Bagaimana tidak marah, Duan Du datang langsung menendang pintu gubuk kecil tempat Long Yuan tinggal hingga hancur.
Awalnya Long Yuan mengira jika itu adalah Penetua yang selalu mengincar dirinya, jadi ia langsung waspada. Tapi saat melihat yang datang adalah Duan Du, Long Yuan dengan senyum cerah mengatai Duan Du.
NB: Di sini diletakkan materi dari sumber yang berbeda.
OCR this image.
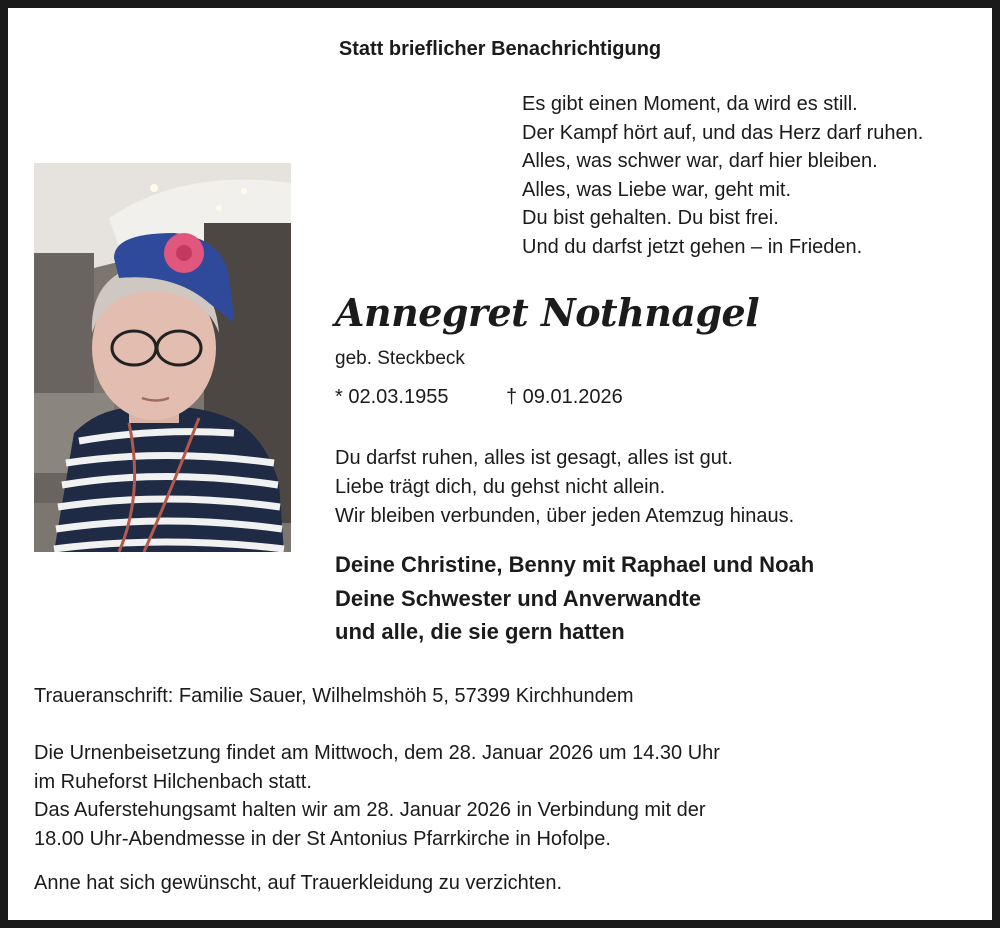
Statt brieflicher Benachrichtigung
Es gibt einen Moment, da wird es still.
Der Kampf hört auf, und das Herz darf ruhen.
Alles, was schwer war, darf hier bleiben.
Alles, was Liebe war, geht mit.
Du bist gehalten. Du bist frei.
Und du darfst jetzt gehen – in Frieden.
Annegret Nothnagel
geb. Steckbeck
* 02.03.1955	† 09.01.2026
Du darfst ruhen, alles ist gesagt, alles ist gut.
Liebe trägt dich, du gehst nicht allein.
Wir bleiben verbunden, über jeden Atemzug hinaus.
Deine Christine, Benny mit Raphael und Noah
Deine Schwester und Anverwandte
und alle, die sie gern hatten
Traueranschrift: Familie Sauer, Wilhelmshöh 5, 57399 Kirchhundem
Die Urnenbeisetzung findet am Mittwoch, dem 28. Januar 2026 um 14.30 Uhr
im Ruheforst Hilchenbach statt.
Das Auferstehungsamt halten wir am 28. Januar 2026 in Verbindung mit der
18.00 Uhr-Abendmesse in der St Antonius Pfarrkirche in Hofolpe.
Anne hat sich gewünscht, auf Trauerkleidung zu verzichten.
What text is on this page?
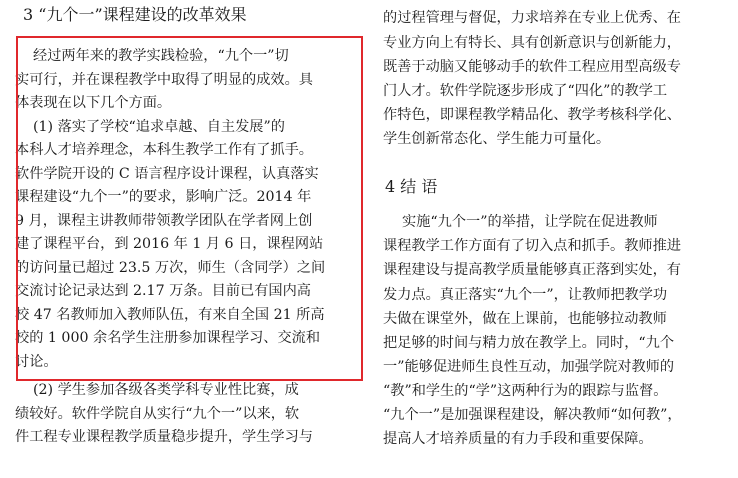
3 “九个一”课程建设的改革效果
经过两年来的教学实践检验，“九个一”切
实可行，并在课程教学中取得了明显的成效。具
体表现在以下几个方面。
(1) 落实了学校“追求卓越、自主发展”的
本科人才培养理念，本科生教学工作有了抓手。
软件学院开设的 C 语言程序设计课程，认真落实
课程建设“九个一”的要求，影响广泛。2014 年
9 月，课程主讲教师带领教学团队在学者网上创
建了课程平台，到 2016 年 1 月 6 日，课程网站
的访问量已超过 23.5 万次，师生（含同学）之间
交流讨论记录达到 2.17 万条。目前已有国内高
校 47 名教师加入教师队伍，有来自全国 21 所高
校的 1 000 余名学生注册参加课程学习、交流和
讨论。
(2) 学生参加各级各类学科专业性比赛，成
绩较好。软件学院自从实行“九个一”以来，软
件工程专业课程教学质量稳步提升，学生学习与
的过程管理与督促，力求培养在专业上优秀、在
专业方向上有特长、具有创新意识与创新能力，
既善于动脑又能够动手的软件工程应用型高级专
门人才。软件学院逐步形成了“四化”的教学工
作特色，即课程教学精品化、教学考核科学化、
学生创新常态化、学生能力可量化。
4 结 语
实施“九个一”的举措，让学院在促进教师
课程教学工作方面有了切入点和抓手。教师推进
课程建设与提高教学质量能够真正落到实处，有
发力点。真正落实“九个一”，让教师把教学功
夫做在课堂外，做在上课前，也能够拉动教师
把足够的时间与精力放在教学上。同时，“九个
一”能够促进师生良性互动，加强学院对教师的
“教”和学生的“学”这两种行为的跟踪与监督。
“九个一”是加强课程建设，解决教师“如何教”，
提高人才培养质量的有力手段和重要保障。
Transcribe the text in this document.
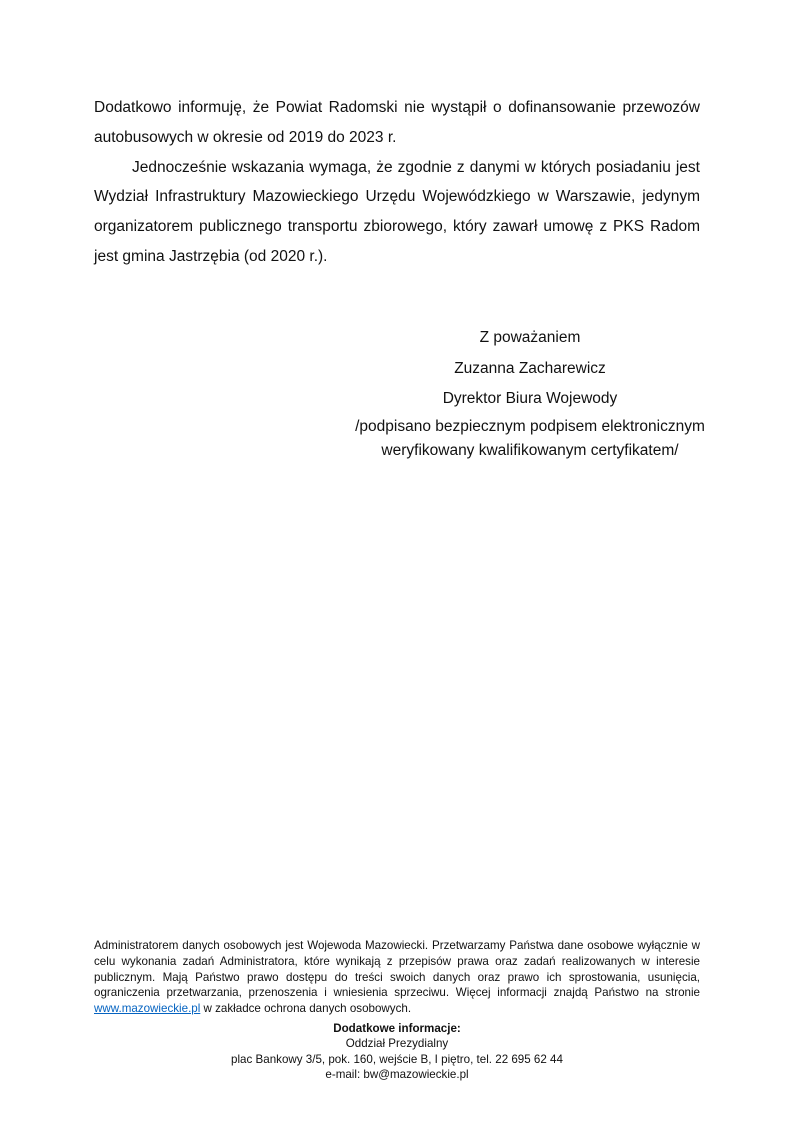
Dodatkowo informuję, że Powiat Radomski nie wystąpił o dofinansowanie przewozów autobusowych w okresie od 2019 do 2023 r.

Jednocześnie wskazania wymaga, że zgodnie z danymi w których posiadaniu jest Wydział Infrastruktury Mazowieckiego Urzędu Wojewódzkiego w Warszawie, jedynym organizatorem publicznego transportu zbiorowego, który zawarł umowę z PKS Radom jest gmina Jastrzębia (od 2020 r.).

Z poważaniem

Zuzanna Zacharewicz

Dyrektor Biura Wojewody

/podpisano bezpiecznym podpisem elektronicznym

weryfikowany kwalifikowanym certyfikatem/

Administratorem danych osobowych jest Wojewoda Mazowiecki. Przetwarzamy Państwa dane osobowe wyłącznie w celu wykonania zadań Administratora, które wynikają z przepisów prawa oraz zadań realizowanych w interesie publicznym. Mają Państwo prawo dostępu do treści swoich danych oraz prawo ich sprostowania, usunięcia, ograniczenia przetwarzania, przenoszenia i wniesienia sprzeciwu. Więcej informacji znajdą Państwo na stronie www.mazowieckie.pl w zakładce ochrona danych osobowych.

Dodatkowe informacje:
Oddział Prezydialny
plac Bankowy 3/5, pok. 160, wejście B, I piętro, tel. 22 695 62 44
e-mail: bw@mazowieckie.pl
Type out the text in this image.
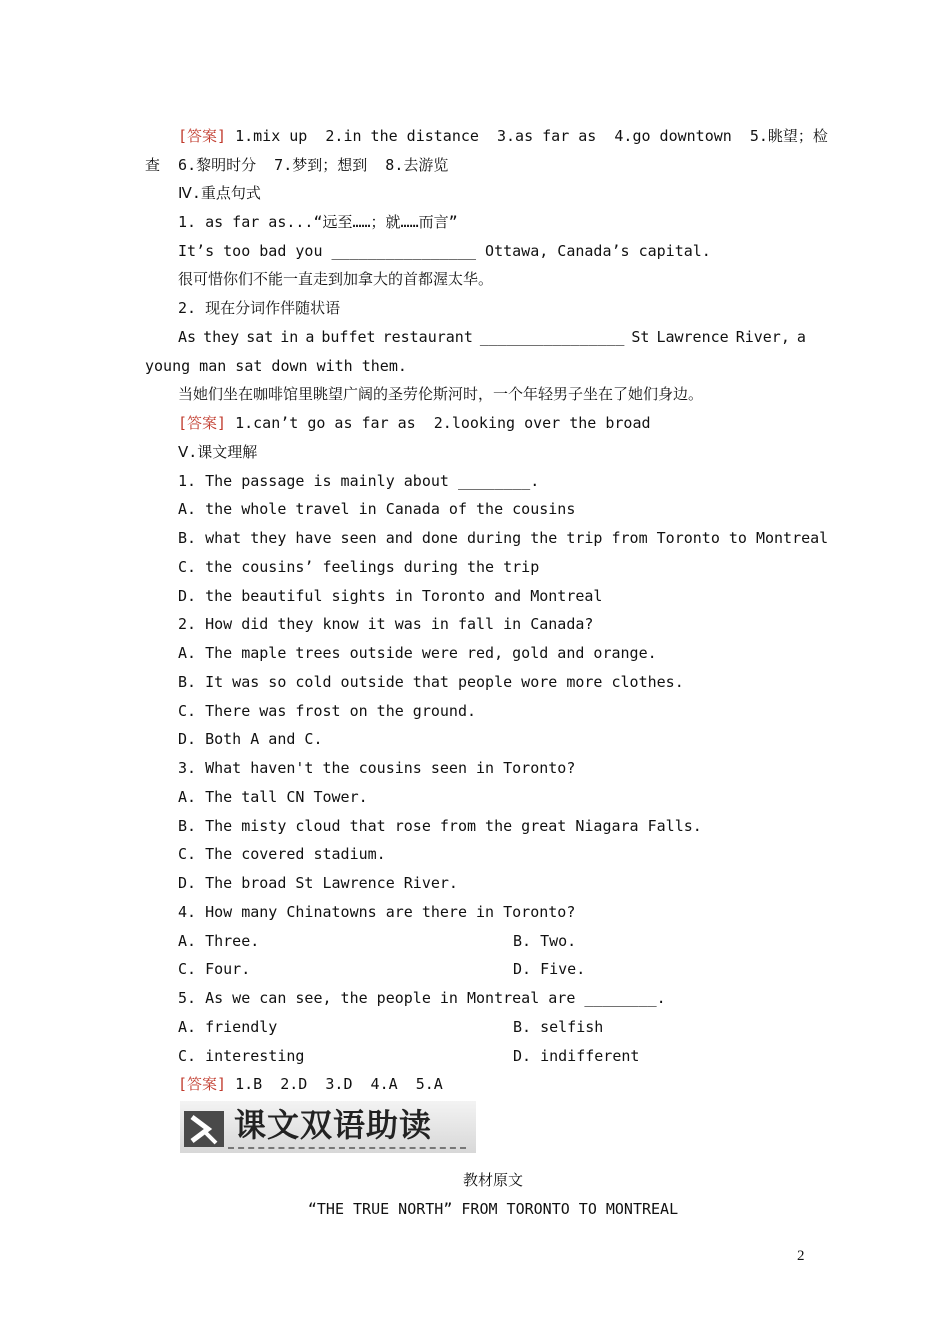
[答案] 1.mix up  2.in the distance  3.as far as  4.go downtown  5.眺望；检
查  6.黎明时分  7.梦到；想到  8.去游览
Ⅳ.重点句式
1. as far as...“远至……；就……而言”
It’s too bad you ________________ Ottawa, Canada’s capital.
很可惜你们不能一直走到加拿大的首都渥太华。
2. 现在分词作伴随状语
As they sat in a buffet restaurant ________________ St Lawrence River, a
young man sat down with them.
当她们坐在咖啡馆里眺望广阔的圣劳伦斯河时，一个年轻男子坐在了她们身边。
[答案] 1.can’t go as far as  2.looking over the broad
Ⅴ.课文理解
1. The passage is mainly about ________.
A. the whole travel in Canada of the cousins
B. what they have seen and done during the trip from Toronto to Montreal
C. the cousins’ feelings during the trip
D. the beautiful sights in Toronto and Montreal
2. How did they know it was in fall in Canada?
A. The maple trees outside were red, gold and orange.
B. It was so cold outside that people wore more clothes.
C. There was frost on the ground.
D. Both A and C.
3. What haven't the cousins seen in Toronto?
A. The tall CN Tower.
B. The misty cloud that rose from the great Niagara Falls.
C. The covered stadium.
D. The broad St Lawrence River.
4. How many Chinatowns are there in Toronto?
A. Three.	B. Two.
C. Four.	D. Five.
5. As we can see, the people in Montreal are ________.
A. friendly	B. selfish
C. interesting	D. indifferent
[答案] 1.B  2.D  3.D  4.A  5.A
课文双语助读
教材原文
“THE TRUE NORTH” FROM TORONTO TO MONTREAL
2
Sementara Duan Du hanya bisa tersenyum kecil, ia sadar jika Long Yuan sebenarnya bahagia walau terlihat marah dan kesal.
“Bocah,, apa Tuan muda ikut bersamamu? Jika ikut, dimana Tuan muda saat ini,” tanya Long Yuan bergegas keluar.
Saat melihat Bai An, Tu Long dan anak remaja yang mirip dengan Bai An. Long Yuan langsung tersenyum bahagia.
“Tuan muda,, maafkan aku tidak bisa menemuimu,” ucap Long Yuan dengan sedikit canggung.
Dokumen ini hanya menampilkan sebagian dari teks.